OAS Secretary General requests Permanent Council meeting on Guyana

Luis Almagro
Luis Almagro

Amid continuing concerns about the electoral crisis in Guyana, Organisation of American States (OAS) Secretary General Luis Almagro is seeking a meeting of the Permanent Council of the body on the situation here.

Almagro has written to Chair of the Permanent Council, Luis Fernando Cordero Montoya seeking support to call a meeting of the Permanent Council “to deal with the situation of the electoral process in Guyana”.

The OAS has paid close attention to the process here and issued numerous statements calling for adherence to the recount results and expressing concern about partisan electoral officers.

The Head of the OAS observer mission to the March 2nd general elections, Bruce Golding had reported to the Permanent Council in May about the electoral fraud committed in the elections by District Four Returning Officer.

The process has been plunged into further crisis by the defiance of the Chief Election Officer Keith Lowenfield.

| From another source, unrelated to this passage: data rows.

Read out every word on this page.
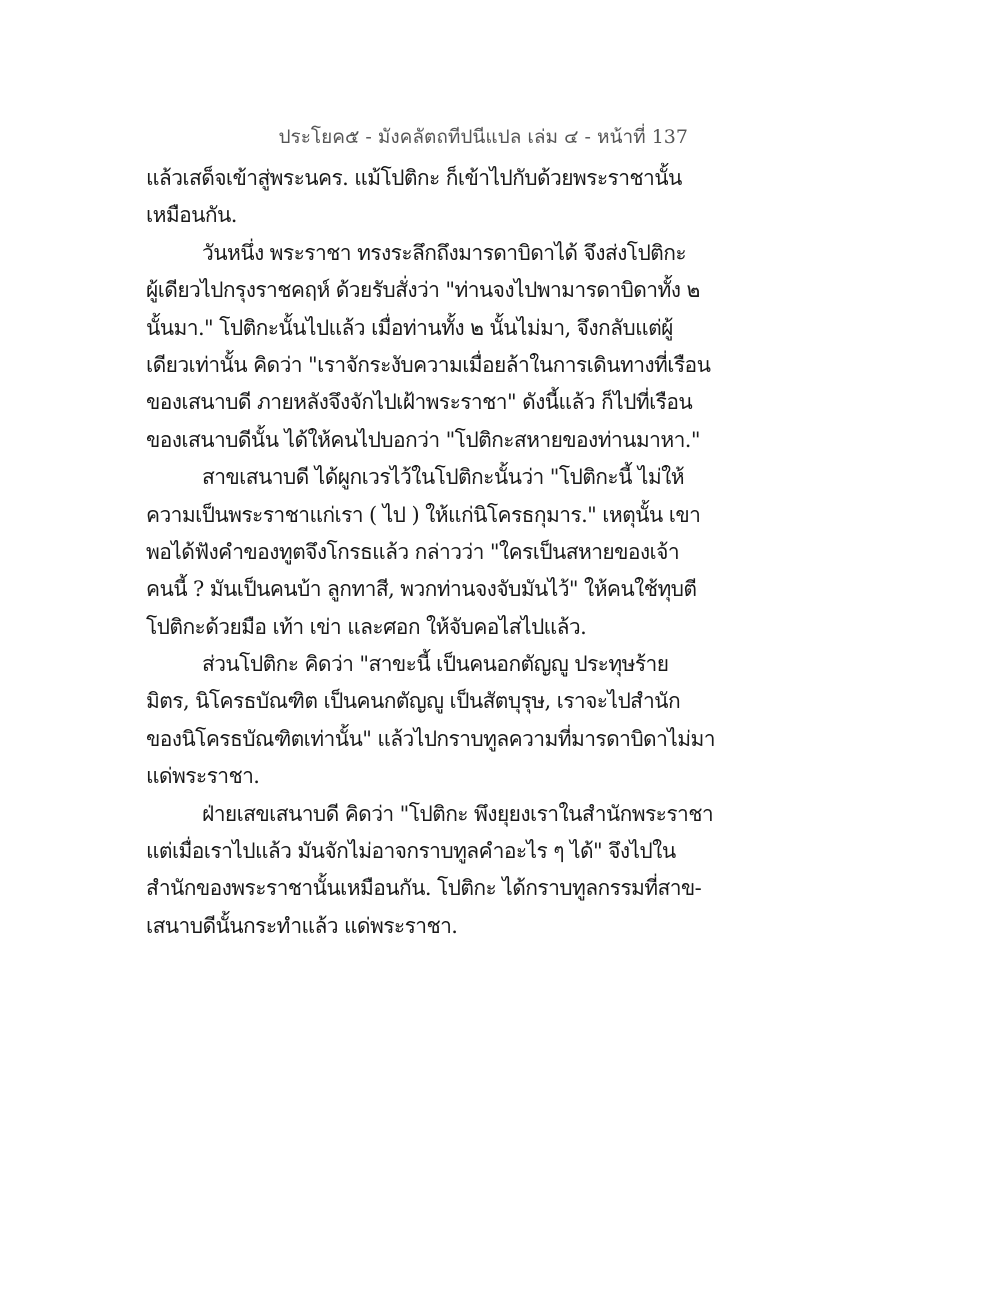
ประโยค๕ - มังคลัตถทีปนีแปล เล่ม ๔ - หน้าที่ 137
แล้วเสด็จเข้าสู่พระนคร. แม้โปติกะ ก็เข้าไปกับด้วยพระราชานั้น
เหมือนกัน.
วันหนึ่ง พระราชา ทรงระลึกถึงมารดาบิดาได้ จึงส่งโปติกะ
ผู้เดียวไปกรุงราชคฤห์ ด้วยรับสั่งว่า "ท่านจงไปพามารดาบิดาทั้ง ๒
นั้นมา." โปติกะนั้นไปแล้ว เมื่อท่านทั้ง ๒ นั้นไม่มา, จึงกลับแต่ผู้
เดียวเท่านั้น คิดว่า "เราจักระงับความเมื่อยล้าในการเดินทางที่เรือน
ของเสนาบดี ภายหลังจึงจักไปเฝ้าพระราชา" ดังนี้แล้ว ก็ไปที่เรือน
ของเสนาบดีนั้น ได้ให้คนไปบอกว่า "โปติกะสหายของท่านมาหา."
สาขเสนาบดี ได้ผูกเวรไว้ในโปติกะนั้นว่า "โปติกะนี้ ไม่ให้
ความเป็นพระราชาแก่เรา ( ไป ) ให้แก่นิโครธกุมาร." เหตุนั้น เขา
พอได้ฟังคำของทูตจึงโกรธแล้ว กล่าวว่า "ใครเป็นสหายของเจ้า
คนนี้ ? มันเป็นคนบ้า ลูกทาสี, พวกท่านจงจับมันไว้" ให้คนใช้ทุบตี
โปติกะด้วยมือ เท้า เข่า และศอก ให้จับคอไสไปแล้ว.
ส่วนโปติกะ คิดว่า "สาขะนี้ เป็นคนอกตัญญู ประทุษร้าย
มิตร, นิโครธบัณฑิต เป็นคนกตัญญู เป็นสัตบุรุษ, เราจะไปสำนัก
ของนิโครธบัณฑิตเท่านั้น" แล้วไปกราบทูลความที่มารดาบิดาไม่มา
แด่พระราชา.
ฝ่ายเสขเสนาบดี คิดว่า "โปติกะ พึงยุยงเราในสำนักพระราชา
แต่เมื่อเราไปแล้ว มันจักไม่อาจกราบทูลคำอะไร ๆ ได้" จึงไปใน
สำนักของพระราชานั้นเหมือนกัน. โปติกะ ได้กราบทูลกรรมที่สาข-
เสนาบดีนั้นกระทำแล้ว แด่พระราชา.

In its latest statement on July 11, the OAS repudiated the recent  report by Lowenfield which fabricated a `win’ for the incumbent APNU+AFC and it warned that in the coming days a report will be issued to the body’s Permanent Council on this and other matters.

The OAS said that a new election is also unacceptable and the only way forward would be the use of the results of the internationally-observed recount.

The statement said: “The Organiza-tion of American States (OAS) notes that the Chief Election Officer of Guyana, in direct opposition to the instructions of the Chair of the Guyana Elections Commission, has submitted a final report which includes data compiled prior to the national recount; data which had already been deemed to be questionable.

“There can be no justification for this action. As intimated in our statement of July 10, this confirms that the Chief Election Officer is acting in bad faith and contrary to the interest of democracy in Guyana.

“Let us be very clear – the only democratic solution for Guyana at this time is respect for the results of the national recount. No other figures – neither those prepared prior to the recount, nor those recently invalidated by the Caribbean Court of Justice, nor any others that may be unilaterally devised by the Chief Election Officer – can have any place in the final determination of results. A new electoral process is also an unacceptable solution.”